Hab nicht mehr mitbekommen, was sie dann tut. Im Anschluss habe ich überlegt, was mich aktuell abgelenkt hat von Zeitläuften, die ich nicht mehr ertrage. Bei einem Walfänger, wie Ismael, heuere ich nicht an, und als Panzerfahrer in die Ukraine melde ich mich auch nicht - das ist etwas für die Tapferen der vorletzten Generation, von mir aus gezählt.

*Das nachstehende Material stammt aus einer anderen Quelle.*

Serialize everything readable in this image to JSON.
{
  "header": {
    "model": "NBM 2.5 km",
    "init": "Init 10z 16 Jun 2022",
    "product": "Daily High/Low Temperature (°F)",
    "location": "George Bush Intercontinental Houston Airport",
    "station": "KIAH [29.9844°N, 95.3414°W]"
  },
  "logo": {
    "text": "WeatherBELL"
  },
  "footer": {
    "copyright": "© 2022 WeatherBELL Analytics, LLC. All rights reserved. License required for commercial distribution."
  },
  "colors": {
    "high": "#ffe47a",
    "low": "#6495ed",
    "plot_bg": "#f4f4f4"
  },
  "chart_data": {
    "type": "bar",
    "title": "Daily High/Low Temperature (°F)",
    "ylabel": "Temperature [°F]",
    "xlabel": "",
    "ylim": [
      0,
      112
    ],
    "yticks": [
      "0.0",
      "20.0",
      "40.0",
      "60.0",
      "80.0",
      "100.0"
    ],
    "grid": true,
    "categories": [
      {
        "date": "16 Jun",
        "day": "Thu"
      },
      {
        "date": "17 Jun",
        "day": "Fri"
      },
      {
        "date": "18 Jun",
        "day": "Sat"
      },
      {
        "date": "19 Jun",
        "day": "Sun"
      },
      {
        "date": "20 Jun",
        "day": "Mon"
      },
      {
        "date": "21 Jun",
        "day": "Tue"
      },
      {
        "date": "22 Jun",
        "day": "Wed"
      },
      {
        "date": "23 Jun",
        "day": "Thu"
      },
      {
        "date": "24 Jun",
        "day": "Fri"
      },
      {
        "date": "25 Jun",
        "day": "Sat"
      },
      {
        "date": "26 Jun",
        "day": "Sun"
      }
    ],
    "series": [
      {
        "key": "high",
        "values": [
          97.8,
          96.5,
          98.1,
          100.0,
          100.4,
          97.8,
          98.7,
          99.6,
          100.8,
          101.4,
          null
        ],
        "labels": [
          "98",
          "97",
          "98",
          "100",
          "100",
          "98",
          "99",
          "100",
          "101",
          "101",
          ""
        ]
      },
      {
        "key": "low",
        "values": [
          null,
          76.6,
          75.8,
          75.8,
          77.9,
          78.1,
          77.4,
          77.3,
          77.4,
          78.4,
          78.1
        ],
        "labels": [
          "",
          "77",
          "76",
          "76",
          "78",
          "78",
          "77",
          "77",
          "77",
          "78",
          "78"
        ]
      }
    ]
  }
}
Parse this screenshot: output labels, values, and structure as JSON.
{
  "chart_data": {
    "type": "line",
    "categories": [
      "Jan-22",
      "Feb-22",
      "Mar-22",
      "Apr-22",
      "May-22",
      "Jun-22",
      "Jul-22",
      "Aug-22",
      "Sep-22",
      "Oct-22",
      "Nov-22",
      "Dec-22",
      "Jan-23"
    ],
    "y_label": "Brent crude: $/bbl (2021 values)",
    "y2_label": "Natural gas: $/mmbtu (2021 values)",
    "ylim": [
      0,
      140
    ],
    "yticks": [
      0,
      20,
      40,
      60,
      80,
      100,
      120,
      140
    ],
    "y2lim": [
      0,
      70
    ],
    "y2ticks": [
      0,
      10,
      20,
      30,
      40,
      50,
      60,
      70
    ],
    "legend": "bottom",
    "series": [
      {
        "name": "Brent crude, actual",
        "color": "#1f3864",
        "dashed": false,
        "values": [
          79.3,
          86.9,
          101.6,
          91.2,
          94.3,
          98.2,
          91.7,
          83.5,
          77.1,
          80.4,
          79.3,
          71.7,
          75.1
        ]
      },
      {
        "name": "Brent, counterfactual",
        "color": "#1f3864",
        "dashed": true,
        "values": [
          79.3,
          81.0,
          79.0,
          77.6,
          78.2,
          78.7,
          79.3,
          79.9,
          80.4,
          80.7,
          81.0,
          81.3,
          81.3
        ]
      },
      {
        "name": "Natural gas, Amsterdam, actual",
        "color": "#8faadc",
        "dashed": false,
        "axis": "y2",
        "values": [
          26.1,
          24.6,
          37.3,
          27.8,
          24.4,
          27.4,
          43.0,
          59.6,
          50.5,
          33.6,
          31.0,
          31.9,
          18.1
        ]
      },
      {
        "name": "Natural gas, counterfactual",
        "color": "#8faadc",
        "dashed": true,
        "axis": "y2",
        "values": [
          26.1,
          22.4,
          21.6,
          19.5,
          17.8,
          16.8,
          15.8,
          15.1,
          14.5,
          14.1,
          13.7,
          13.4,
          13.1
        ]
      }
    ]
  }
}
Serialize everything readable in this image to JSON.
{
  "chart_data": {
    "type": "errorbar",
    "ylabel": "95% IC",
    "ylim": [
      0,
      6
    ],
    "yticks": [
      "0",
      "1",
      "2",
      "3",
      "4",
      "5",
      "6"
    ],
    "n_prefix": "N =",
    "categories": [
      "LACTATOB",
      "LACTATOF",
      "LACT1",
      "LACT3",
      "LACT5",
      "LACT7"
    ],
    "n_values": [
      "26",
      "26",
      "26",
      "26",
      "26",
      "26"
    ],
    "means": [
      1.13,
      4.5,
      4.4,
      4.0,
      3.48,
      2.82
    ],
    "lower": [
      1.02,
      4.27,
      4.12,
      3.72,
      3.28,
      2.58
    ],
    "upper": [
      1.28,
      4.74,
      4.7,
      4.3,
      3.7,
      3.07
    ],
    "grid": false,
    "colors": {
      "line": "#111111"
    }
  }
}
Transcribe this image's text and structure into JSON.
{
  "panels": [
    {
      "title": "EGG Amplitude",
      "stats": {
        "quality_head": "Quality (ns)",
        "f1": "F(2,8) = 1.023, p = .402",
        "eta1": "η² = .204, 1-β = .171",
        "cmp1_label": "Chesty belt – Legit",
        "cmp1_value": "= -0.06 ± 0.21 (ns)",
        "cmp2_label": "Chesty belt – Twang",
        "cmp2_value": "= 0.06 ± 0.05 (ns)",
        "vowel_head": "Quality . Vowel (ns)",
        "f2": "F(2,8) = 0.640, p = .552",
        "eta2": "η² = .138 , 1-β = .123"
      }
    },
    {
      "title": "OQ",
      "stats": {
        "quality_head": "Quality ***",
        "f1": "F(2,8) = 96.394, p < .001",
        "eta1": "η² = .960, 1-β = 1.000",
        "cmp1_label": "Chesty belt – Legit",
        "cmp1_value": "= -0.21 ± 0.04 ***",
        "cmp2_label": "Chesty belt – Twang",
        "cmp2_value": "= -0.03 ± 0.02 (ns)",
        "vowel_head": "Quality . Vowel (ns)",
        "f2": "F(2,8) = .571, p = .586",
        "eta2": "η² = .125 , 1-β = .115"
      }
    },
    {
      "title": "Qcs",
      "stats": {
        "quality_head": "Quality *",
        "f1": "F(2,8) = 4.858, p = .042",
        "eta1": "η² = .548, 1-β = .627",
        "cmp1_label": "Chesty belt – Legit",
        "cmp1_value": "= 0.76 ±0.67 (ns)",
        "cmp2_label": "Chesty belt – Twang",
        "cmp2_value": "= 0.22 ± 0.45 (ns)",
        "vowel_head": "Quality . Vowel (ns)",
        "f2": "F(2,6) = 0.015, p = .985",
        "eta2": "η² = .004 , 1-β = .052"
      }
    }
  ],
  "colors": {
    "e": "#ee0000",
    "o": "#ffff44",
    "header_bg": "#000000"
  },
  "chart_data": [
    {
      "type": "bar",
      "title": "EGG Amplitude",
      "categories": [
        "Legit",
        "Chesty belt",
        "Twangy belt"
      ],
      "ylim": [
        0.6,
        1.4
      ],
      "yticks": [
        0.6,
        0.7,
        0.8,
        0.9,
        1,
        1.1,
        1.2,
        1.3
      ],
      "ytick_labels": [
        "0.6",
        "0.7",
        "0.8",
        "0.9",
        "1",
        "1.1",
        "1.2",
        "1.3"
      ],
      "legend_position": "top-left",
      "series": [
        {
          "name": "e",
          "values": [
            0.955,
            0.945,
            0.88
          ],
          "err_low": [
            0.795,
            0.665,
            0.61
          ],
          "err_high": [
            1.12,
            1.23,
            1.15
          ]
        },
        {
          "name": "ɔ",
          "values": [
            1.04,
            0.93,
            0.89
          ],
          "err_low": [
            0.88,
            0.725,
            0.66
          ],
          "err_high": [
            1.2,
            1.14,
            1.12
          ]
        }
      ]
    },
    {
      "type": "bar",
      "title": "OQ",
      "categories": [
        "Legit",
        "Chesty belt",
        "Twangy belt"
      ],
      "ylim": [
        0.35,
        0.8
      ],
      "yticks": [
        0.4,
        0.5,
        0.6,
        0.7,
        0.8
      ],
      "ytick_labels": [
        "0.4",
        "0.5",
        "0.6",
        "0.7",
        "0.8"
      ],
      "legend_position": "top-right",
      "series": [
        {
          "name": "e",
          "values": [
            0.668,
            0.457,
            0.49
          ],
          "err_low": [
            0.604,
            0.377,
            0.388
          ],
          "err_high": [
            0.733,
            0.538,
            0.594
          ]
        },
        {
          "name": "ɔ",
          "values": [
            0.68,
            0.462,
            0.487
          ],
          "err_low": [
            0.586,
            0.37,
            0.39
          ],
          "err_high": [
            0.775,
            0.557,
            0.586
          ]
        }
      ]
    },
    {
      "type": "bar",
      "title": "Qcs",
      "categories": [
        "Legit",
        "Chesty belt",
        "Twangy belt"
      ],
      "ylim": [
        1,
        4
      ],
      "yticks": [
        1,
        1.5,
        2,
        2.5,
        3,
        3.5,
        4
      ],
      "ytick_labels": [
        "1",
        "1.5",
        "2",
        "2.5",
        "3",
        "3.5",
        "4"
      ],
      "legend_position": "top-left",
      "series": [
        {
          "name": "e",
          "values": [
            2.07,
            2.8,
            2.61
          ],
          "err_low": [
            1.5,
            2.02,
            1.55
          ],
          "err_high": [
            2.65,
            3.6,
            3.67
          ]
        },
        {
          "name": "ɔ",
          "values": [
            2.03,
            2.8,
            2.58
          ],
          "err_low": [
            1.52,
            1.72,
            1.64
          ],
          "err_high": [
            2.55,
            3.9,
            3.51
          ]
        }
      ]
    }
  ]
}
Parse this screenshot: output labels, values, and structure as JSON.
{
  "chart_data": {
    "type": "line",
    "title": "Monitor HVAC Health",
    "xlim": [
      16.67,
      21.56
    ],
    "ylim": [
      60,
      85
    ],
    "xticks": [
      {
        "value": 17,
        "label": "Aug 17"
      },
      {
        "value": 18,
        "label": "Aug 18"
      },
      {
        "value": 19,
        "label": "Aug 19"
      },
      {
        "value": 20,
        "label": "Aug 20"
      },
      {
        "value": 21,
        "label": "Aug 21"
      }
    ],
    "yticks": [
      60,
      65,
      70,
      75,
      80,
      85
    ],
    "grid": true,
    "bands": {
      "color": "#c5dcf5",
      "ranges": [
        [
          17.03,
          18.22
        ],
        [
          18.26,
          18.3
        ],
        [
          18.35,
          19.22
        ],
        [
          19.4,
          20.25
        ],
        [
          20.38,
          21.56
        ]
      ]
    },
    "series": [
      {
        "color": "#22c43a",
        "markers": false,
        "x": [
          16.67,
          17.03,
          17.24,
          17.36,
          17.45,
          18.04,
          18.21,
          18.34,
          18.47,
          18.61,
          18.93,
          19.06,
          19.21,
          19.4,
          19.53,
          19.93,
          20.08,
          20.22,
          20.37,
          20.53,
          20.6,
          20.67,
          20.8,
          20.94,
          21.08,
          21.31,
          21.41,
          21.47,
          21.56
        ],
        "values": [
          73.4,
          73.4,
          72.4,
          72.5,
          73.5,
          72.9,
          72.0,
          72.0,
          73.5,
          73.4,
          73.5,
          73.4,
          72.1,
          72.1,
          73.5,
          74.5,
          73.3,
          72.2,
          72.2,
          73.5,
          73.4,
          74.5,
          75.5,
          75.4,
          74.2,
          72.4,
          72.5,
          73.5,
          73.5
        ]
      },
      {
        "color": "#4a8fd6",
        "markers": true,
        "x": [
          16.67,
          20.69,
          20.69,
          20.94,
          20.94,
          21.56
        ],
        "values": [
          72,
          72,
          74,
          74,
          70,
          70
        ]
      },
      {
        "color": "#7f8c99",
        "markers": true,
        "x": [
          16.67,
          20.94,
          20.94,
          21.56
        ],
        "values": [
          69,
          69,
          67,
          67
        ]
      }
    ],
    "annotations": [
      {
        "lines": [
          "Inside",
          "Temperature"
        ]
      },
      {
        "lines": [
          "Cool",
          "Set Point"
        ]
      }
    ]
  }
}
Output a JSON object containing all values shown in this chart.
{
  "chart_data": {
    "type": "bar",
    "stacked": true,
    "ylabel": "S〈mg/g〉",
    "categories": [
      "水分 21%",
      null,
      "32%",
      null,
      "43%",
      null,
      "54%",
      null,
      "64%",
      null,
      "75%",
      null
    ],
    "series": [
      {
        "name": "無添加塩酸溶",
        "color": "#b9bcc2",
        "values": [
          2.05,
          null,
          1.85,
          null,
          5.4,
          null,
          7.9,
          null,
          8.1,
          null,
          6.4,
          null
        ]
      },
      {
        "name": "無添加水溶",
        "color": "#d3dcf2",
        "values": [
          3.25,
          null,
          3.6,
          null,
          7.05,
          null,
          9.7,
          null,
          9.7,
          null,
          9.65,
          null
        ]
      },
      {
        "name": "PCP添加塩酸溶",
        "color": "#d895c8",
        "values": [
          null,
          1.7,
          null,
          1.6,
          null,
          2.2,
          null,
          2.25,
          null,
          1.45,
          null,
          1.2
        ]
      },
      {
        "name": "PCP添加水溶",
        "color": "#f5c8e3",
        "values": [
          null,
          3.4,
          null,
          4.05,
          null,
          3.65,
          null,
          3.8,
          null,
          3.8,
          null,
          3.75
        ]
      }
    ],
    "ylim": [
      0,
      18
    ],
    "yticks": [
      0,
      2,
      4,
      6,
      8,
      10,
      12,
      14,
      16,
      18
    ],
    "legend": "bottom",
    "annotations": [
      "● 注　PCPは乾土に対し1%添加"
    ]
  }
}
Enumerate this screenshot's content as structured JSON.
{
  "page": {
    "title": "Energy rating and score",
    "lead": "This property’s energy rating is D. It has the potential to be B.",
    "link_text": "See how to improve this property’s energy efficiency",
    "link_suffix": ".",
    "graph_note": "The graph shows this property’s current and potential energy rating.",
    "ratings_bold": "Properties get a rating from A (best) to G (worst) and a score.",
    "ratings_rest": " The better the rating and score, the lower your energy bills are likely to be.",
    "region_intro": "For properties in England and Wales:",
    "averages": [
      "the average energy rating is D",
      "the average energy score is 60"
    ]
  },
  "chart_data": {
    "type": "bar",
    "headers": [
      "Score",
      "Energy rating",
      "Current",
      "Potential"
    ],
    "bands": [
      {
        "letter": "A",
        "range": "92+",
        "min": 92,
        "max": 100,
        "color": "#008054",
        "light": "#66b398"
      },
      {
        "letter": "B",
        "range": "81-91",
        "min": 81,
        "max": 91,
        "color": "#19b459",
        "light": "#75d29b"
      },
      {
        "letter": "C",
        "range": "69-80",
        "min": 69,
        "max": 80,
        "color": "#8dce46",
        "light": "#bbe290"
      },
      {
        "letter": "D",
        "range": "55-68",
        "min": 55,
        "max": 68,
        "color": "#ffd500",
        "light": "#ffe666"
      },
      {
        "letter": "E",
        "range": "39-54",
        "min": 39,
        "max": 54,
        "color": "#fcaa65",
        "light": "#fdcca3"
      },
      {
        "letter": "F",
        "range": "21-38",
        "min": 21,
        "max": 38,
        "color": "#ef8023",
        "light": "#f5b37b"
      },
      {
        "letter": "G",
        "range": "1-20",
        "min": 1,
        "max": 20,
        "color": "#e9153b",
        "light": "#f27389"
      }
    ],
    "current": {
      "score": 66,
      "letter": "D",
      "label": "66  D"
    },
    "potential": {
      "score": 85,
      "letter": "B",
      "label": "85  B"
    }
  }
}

Was mich derzeit wieder einmal einfängt, ist ein Buch von Thomas Mann, das ich in viel zu jungen Jahren gelesen habe, als dass ich es damals verstanden hätte. Es ist das geschmähteste Buch des Kollegen. Er vermutet im Jahr 1917, dass die modernen Fortschrittler seiner Zeit ein klar formulierbares Ziel haben - das sie selbst nie eingestehen würden. Sie seien zutiefst bewegt von der Sehnsucht, weltweit ein neues Mittelalter heraufzuführen, eine Gotik diesseits von Renaissance, Reformation, Aufklärung. Man war geborgen im Haus des Glaubens. Niemand brauchte zu zweifeln, was wahr und richtig oder was "fake" und verboten sei. Man wusste und befolgte es. Das Risiko jeder Beurteilung fiel weg.
Ich dachte bei mir: Das ist es, was derzeit anscheinend alle wollen, die bei uns für Entscheidungen zuständig waren, sind, sein werden. Menschenrechte sind nicht das Problem. Verlangt ist, dass sie jederzeit überall so ausgelegt werden, wie wir es für angemessen (und nützlich) halten. Wer daran zweifelt, landet wie im Mittelalter auf einem Holzstoß; ist zwar als Metapher zu verstehen, doch auch heutigentages und unter uns Wahlberechtigten kann Zweifel an der Rechtgläubigkeit zum (bürgerlichen) Tod führen.
Mediale Hinrichtungen sind an der Tagesordnung, gelten als Ausweis der Seriosität. Öffentliche Zweifel sind nicht mehr zulässig. Wir dürfen über bestimmte Themen nicht anders sprechen, als uns durch Medien und Politik erlaubt ist. Versucht es und tragt die Folgen, wenn ihr euch sicher genug fühlt.
Ich selbst bin zu alt, um noch Fahnen zu hissen.